If that was not enough, stem cell research even might breach the final barrier: cancer.
Being the basic building blocks of the body, stem cells even have a role to play in tumours, which are just unnatural proliferation of cells, explains Dr Sharmila Bapat, Scientist, who is currently working on ovarian cancer and stem cells in the Cancer Research Centre of NICS, Pune. “In case of cancerous tumours, research had found that stem cells cause growth even after the cancerous tissues are destroyed through chemotherapy and radiation, causing a relapse.” Scientists are now trying to isolate and study these cancerous stem cells and develop a new generation of drugs to target them, says Bapat, whose book Cancer Stem Cells is due to be published in June.

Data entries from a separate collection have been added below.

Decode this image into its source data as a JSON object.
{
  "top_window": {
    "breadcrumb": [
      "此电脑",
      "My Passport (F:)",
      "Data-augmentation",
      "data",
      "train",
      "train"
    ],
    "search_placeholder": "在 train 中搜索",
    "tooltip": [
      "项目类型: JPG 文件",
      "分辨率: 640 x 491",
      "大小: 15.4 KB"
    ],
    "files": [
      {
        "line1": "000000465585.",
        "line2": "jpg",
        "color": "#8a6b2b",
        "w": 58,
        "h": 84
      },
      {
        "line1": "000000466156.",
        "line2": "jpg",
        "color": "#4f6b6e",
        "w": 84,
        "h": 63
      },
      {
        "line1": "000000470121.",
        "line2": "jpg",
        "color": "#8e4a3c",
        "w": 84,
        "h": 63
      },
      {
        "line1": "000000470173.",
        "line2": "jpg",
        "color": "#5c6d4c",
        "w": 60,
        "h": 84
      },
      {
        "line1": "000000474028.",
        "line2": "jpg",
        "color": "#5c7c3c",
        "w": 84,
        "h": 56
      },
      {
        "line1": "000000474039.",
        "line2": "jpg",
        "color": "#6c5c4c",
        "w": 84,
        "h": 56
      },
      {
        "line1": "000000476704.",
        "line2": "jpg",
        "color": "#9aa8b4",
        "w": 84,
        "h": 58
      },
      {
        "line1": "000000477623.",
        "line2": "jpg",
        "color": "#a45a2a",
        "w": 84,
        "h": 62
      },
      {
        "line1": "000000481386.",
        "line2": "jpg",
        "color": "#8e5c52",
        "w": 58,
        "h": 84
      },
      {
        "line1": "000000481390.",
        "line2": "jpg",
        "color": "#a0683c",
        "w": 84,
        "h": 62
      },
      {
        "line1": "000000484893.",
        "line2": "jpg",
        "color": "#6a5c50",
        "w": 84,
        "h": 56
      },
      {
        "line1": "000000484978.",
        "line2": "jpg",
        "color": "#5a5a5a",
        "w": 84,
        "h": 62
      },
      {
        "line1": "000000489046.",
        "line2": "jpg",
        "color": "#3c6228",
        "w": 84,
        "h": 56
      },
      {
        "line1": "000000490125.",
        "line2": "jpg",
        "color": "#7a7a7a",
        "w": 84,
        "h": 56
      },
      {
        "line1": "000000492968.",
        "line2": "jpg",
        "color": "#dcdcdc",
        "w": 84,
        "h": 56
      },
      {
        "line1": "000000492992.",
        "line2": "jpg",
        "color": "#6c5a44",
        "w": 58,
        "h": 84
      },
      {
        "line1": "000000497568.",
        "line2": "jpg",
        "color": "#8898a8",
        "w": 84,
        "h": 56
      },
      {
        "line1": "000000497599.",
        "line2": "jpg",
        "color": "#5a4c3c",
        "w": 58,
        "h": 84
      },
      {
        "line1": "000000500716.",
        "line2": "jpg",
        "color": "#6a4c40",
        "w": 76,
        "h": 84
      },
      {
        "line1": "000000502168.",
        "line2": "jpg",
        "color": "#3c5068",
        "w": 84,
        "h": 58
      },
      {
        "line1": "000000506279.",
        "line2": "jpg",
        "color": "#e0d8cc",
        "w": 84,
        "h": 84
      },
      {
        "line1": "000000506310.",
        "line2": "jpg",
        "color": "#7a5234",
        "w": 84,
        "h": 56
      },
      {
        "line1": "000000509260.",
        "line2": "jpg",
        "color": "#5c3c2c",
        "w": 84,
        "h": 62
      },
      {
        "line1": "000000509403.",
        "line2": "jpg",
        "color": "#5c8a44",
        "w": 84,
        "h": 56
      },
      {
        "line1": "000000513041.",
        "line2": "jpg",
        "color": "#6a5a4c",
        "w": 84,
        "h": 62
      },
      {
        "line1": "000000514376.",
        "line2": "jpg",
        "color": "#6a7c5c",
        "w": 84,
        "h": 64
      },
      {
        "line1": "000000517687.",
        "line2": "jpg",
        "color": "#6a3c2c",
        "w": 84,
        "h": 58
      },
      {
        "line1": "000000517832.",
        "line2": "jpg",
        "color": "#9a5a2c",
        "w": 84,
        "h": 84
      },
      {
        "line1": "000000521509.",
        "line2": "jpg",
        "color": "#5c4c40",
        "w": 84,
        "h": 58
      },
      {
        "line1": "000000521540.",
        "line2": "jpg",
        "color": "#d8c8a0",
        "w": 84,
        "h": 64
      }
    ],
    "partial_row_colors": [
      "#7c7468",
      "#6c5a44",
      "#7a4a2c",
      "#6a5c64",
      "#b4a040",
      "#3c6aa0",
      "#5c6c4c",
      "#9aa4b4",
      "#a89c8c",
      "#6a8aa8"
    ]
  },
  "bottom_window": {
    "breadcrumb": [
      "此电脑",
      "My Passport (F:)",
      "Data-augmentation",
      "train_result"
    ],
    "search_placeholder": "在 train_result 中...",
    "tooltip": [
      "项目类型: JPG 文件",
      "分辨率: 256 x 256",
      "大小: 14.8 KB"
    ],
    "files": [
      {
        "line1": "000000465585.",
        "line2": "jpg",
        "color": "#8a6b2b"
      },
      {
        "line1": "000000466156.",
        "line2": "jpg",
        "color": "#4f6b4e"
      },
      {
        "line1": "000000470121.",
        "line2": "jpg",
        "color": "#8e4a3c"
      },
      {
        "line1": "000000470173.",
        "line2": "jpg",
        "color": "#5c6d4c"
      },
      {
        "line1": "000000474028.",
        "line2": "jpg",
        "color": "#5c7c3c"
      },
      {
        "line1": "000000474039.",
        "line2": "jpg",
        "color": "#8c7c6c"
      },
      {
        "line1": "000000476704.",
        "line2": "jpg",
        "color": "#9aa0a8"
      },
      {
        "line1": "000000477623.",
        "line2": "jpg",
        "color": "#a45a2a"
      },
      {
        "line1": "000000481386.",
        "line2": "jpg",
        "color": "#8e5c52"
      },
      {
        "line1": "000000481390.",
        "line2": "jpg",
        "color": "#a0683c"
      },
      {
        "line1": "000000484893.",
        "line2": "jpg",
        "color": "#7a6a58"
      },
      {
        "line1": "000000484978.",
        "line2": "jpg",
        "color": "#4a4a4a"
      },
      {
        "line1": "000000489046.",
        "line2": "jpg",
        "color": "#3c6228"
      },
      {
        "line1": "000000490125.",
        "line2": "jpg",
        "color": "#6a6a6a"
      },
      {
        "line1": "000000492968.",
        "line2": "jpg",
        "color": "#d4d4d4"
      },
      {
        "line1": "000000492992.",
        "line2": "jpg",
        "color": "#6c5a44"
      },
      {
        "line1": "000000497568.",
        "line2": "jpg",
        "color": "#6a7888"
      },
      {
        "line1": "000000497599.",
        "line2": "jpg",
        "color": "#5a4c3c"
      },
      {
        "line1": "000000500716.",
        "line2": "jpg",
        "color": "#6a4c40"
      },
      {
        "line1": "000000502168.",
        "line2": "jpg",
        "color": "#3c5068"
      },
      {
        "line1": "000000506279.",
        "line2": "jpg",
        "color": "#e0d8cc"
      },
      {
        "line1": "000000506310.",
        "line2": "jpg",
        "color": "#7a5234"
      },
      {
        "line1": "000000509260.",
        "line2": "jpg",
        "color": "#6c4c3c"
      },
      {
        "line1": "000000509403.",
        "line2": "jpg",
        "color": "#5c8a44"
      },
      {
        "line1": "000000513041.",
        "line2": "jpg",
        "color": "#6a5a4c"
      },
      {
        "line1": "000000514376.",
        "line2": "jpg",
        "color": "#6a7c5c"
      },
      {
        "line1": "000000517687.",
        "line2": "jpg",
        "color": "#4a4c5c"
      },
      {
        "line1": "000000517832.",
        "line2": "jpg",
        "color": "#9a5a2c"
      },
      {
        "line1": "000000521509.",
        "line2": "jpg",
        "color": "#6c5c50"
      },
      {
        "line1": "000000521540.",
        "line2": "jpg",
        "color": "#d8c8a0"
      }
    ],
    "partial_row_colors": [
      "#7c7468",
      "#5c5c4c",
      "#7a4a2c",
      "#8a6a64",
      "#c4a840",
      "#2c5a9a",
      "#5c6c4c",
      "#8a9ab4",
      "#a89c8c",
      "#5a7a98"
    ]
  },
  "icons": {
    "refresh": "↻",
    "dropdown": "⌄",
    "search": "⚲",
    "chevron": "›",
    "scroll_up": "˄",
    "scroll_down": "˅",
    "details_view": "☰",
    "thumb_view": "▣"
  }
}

So how does the future look? Will stem cell therapy bear out its initial prognosis?
“Treatment with haemopoietic stem cells has met with considerable success and we have partially fulfilled our small dreams, patching up corneas and bones,” says Dr Ghosh. “But the real challenge lies in actually harnessing the potential of embryonic stem cells to regenerate organs like liver and kidney. While this has been done in a laboratory or two abroad, one must remember that a lab is a very controlled environment, which is nowhere near the real thing. Lab success is no guarantee that the same will be automatically replicated in the body.”
Dr Bhonde agrees. “As of now, the matter is swinging between hope and hype, with the hype predominating. But we may have a clearer picture in 10 years’ time. All being well, chances are someday, organ transplants may just be redundant.”